Introduction: Adult T-cell leukemia/lymphoma (ATLL) is a rare mature T-cell malignancy associated with human T-lymphotropic virus type 1 (HTLV-1) infection that is endemic in Japan, Western Africa and the Caribbean. Most studies focus on Japanese ATLL and little is known about the presentation and outcomes in the Caribbean population. We conducted a retrospective analysis of clinicopathologic features, treatment patterns and disease outcomes of ATLL in a large, predominantly Caribbean cohort in the Bronx.

Methods: Patient records were queried using a data mining software to identify all cases of HTLV positivity and ATLL. The diagnosis of ATLL was confirmed based on clinical history, pathological findings and HTLV-1 positivity. We used the Shimoyama criteria to confirm ATLL subtypes. A minority of patients in our cohort presented with chronic disease (n=2), so this analysis focuses on acute and lymphomatous cases. Date of discharge to palliative care was equated to date of death when it was not available (n=10) and a clear documentation of refractory progressive disease was confirmed.

Results: We identified 51 cases of ATLL at Montefiore Medical Center- Albert Einstein College of Medicine between 2003 and 2014, and present 43 patients (31 acute, 12 lymphomatous) who were diagnosed and treated at our institution. Median age at presentation was 54 (range 28-87), with most patients (67%) younger than 60 years. Female predominance was noted (63%) which differs from the Japanese literature. All patients were of Caribbean origin (96%) except one each from Ghana and Honduras. Of tested patients (67%), none were positive for HIV. The majority of patients had the classic CD4+/CD8- ATLL immunophenotype (90%), while fewer had an atypical phenotype (CD4+/CD8+ (6%) or CD4-/CD8- (4%)).

Patients presented with generalized lymphadenopathy (82%), bone marrow involvement (79%), hepatosplenomegaly (56%), skin involvement (33%), lung involvement (23%), lytic lesions (21%) or central nervous system (CNS) involvement (38%). Lab abnormalities included hypercalcemia (64%), leukocytosis (61%) and an LDH above 200 in all patients. Features of higher risk disease (hypercalcemia, high LDH, bone marrow and CNS involvement) are more prevalent in this cohort than previously reported in Japanese cohorts.
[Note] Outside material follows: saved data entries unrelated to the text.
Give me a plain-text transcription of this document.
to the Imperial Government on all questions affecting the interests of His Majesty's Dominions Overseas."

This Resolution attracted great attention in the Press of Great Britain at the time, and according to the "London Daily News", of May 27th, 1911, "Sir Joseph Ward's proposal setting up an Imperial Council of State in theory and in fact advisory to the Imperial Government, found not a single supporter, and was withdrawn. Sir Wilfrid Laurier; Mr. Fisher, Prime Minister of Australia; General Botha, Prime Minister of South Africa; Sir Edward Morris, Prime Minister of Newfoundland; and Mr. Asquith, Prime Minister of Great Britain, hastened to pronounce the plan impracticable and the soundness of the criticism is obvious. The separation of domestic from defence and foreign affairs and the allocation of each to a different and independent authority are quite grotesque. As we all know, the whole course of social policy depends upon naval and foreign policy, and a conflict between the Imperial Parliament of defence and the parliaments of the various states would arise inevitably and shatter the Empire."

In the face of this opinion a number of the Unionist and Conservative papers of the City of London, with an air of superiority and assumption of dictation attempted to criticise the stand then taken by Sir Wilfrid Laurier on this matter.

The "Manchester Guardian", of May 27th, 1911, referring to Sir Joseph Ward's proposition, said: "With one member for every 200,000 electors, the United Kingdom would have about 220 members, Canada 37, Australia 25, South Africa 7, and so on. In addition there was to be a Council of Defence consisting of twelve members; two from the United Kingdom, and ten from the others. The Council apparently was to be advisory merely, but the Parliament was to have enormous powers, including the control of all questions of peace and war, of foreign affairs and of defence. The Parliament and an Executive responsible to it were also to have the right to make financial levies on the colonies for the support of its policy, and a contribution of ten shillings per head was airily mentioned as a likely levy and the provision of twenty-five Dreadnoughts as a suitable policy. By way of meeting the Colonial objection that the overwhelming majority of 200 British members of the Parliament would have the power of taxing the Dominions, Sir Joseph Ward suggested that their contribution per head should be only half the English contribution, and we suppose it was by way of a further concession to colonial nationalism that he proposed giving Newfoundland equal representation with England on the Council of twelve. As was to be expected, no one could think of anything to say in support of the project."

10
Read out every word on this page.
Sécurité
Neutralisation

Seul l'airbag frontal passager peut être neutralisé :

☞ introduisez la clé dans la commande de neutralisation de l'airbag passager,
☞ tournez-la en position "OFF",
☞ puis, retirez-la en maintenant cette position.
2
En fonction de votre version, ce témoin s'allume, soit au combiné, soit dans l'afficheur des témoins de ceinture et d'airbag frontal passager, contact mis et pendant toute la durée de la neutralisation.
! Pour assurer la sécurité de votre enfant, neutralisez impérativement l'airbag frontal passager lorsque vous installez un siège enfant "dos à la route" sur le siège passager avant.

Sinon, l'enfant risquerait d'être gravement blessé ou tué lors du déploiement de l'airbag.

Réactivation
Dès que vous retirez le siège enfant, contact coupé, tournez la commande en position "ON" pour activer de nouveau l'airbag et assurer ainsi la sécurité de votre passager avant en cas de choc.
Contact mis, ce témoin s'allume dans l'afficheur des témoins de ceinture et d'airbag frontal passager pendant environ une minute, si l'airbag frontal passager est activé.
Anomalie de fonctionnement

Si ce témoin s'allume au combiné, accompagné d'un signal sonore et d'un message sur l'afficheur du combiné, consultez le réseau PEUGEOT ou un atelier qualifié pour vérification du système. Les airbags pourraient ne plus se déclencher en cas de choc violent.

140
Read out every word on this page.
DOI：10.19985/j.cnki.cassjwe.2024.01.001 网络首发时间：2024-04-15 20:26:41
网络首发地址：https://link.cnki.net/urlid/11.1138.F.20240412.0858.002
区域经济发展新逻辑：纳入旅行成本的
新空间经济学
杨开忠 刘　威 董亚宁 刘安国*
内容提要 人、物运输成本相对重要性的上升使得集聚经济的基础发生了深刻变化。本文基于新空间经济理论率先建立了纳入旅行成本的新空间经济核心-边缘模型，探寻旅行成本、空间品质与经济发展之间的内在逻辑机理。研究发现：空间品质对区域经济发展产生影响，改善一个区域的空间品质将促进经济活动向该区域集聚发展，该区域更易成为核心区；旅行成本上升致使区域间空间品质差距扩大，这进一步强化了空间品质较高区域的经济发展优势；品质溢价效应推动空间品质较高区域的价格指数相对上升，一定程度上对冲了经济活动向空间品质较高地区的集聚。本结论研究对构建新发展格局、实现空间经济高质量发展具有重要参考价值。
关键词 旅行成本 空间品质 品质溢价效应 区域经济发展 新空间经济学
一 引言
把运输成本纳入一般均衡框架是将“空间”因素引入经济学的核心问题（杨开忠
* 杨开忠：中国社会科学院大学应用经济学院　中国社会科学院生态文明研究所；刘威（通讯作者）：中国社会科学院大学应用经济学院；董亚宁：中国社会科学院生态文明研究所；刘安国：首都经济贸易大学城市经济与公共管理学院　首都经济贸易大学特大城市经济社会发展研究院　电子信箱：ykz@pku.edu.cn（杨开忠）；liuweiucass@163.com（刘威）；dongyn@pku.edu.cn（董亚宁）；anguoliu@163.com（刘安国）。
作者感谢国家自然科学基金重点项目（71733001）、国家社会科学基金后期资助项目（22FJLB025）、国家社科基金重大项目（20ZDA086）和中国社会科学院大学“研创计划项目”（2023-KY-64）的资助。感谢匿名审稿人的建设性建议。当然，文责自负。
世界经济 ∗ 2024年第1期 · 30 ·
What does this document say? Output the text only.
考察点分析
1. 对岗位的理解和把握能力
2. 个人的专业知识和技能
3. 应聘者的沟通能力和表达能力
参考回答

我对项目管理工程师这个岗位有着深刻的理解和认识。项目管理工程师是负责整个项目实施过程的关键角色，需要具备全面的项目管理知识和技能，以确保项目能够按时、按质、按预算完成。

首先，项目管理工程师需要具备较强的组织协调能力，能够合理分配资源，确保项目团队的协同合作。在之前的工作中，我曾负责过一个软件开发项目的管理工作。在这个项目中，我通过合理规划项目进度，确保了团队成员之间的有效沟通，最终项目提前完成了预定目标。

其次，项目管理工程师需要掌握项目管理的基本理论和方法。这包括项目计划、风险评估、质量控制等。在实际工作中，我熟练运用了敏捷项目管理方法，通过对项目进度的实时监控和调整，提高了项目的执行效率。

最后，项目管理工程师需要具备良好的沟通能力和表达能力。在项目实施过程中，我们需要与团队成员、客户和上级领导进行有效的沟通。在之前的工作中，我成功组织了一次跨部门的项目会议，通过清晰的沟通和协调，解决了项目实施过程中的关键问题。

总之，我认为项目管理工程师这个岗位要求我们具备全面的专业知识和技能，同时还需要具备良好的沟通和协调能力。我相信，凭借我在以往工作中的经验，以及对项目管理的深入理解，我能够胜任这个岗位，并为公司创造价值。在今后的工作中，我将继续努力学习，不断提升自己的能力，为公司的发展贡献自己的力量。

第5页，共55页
Clonal T-cell receptor gene rearrangements were present in all patients. In the 10 patients who underwent cytogenetic testing, multiple cytogenetic abnormalities were present including aneuploidy of ATLL hot spot 14q32 in 50% of patients. Other loci of abnormalities found in two or more patients included: 11q23, 11q13, 9p13, 19p13, 3q21, 20q11, and 14q10, some of which (11q, 19p, and 20q) have not been previously described.

Overall 79% of patients received first-line treatment, while 21% were not treated due to poor performance status and other comorbidities. Chemotherapy alone was administered in 53% of patients (45% acute, 67% lymphomatous), chemotherapy with concurrent antiretroviral therapy in 41% (50% acute, 25% lymphomatous), and antiretroviral therapy alone in 4% (5% acute, 8% lymphomatous) of patients. First-line chemotherapy regimens included CHOP (25%), EPOCH (66%), and hyper CVAD (13%). Antiretroviral therapy included nucleoside analogs (64%) and integrase inhibitors (36%). Complete response rate for first-line therapy was 21%. Strikingly, only one patient was cured after first-line therapy. Median overall survival (OS) was 5.5 months. For patients who received first-line therapy, median OS was 7 months compared to 0.5 months in patients who did not. One hundred day mortality was 35% from the date of diagnosis. Matched donors were scarce for this population. Only 5 patients underwent allogeneic HSCT as matched donors were difficult to find; 2 died from acute GVHD, 1 was recently transplanted in the past 100 days and is in complete remission and 2 patients are alive for greater than 12 months.

Conclusion: We present the largest descriptive case series of ATLL in the Caribbean population and show that it is a distinct disease entity when compared to Japanese cohorts. Caribbean ATLL has a worse prognosis, presents predominantly in acute and lymphomatous stages and has a high rate of primary refractory or relapsed disease after chemotherapy. These data suggest that allogeneic HSCT should be considered early in this population and reinforces the acute need for novel treatments for this disease.

Disclosures

No relevant conflicts of interest to declare.

Author notes

*

Asterisk with author names denotes non-ASH members.